Despite the good diplomatic relations between Paris and Washington and the apparent unity of the Western military alliance, it was an undeclared war between France and America. By supporting the build up of Ugandan and Rwandan forces and by directly intervening in the Congolese civil war, Washington also bears a direct responsibility for the ethnic massacres committed in the Eastern Congo including several hundred thousand people who died in refugee camps.

US policy-makers were fully aware that a catastrophe was imminent. In fact four months before the genocide, the CIA had warned the US State Department in a confidential brief that the Arusha Accords would fail and "that if hostilities resumed, then upward of half a million people would die". 45 This information was withheld from the United Nations: "it was not until the genocide was over that information was passed to Maj.-Gen. Dallaire [who was in charge of UN forces in Rwanda]." 46

Washington's objective was to displace France, discredit the French government (which had supported the Habyarimana regime) and install an Anglo-American protectorate in Rwanda under Major General Paul Kagame. Washington deliberately did nothing to prevent the ethnic massacres.

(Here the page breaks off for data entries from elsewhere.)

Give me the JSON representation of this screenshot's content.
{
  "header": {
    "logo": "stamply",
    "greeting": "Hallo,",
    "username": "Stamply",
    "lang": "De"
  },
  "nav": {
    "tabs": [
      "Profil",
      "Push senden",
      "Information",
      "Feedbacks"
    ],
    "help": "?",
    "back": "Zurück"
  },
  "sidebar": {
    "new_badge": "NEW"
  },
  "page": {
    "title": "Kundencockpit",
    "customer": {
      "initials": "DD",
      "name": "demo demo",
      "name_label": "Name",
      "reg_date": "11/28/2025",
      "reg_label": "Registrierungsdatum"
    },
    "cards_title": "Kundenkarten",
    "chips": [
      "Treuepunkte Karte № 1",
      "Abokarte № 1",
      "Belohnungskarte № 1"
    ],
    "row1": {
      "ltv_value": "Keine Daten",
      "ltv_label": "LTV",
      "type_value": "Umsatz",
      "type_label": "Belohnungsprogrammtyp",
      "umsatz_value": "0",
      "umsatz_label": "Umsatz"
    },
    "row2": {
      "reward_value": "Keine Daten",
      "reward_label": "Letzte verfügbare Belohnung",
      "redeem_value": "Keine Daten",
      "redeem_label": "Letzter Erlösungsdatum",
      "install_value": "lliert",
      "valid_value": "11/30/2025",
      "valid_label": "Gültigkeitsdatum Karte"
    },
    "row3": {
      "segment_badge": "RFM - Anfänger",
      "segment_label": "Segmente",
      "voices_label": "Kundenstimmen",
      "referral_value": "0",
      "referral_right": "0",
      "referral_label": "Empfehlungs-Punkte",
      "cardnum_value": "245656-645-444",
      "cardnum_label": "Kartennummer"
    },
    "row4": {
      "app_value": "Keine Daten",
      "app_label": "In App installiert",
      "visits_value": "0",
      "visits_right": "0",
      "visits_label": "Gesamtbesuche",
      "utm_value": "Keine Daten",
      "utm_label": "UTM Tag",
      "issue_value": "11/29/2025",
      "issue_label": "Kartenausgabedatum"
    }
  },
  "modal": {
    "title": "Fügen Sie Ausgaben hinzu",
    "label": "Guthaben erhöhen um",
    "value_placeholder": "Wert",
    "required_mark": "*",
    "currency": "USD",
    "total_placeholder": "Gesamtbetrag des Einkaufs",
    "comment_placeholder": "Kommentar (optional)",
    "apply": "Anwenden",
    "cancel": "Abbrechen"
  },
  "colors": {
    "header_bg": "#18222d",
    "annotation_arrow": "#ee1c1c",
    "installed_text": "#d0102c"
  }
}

When a UN force was put forth, Major General Paul Kagame sought to delay its implementation stating that he would only accept a peacekeeping force once the RPA was in control of Kigali. Kagame "feared [that] the proposed United Nations force of more than 5,000 troops… [might] intervene to deprive them [the RPA] of victory".47 Meanwhile the Security Council after deliberation and a report from Secretary General Boutros Boutros Ghali decided to postpone its intervention.

The 1994 Rwandan "genocide" served strictly strategic and geopolitical objectives. The ethnic massacres were a stumbling blow to France's credibility which enabled the US to establish a neocolonial foothold in Central Africa. From a distinctly Franco-Belgian colonial setting, the Rwandan capital Kigali has become --under the expatriate Tutsi led RPF government-- distinctly Anglo-American. English has become the dominant language in government and the private sector. Many private businesses owned by Hutus were taken over in 1994 by returning Tutsi expatriates. The latter had been exiled in Anglophone Africa, the US and Britain.

The Rwandan Patriotic Army (RPA) functions in English and Kinyarwanda, the University previously linked to France and Belgium functions in English. While English had become an official language alongside French and Kinyarwanda, French political and cultural influence will eventually be erased. Washington has become the new colonial master of a francophone country.

Several other francophone countries in Sub-Saharan Africa have entered into military cooperation agreements with the US. These countries are slated by Washington to follow suit on the pattern set in Rwanda. Meanwhile in francophone West Africa, the US dollar is rapidly displacing the CFA Franc -- which is linked in a currency board arrangement to the French Treasury.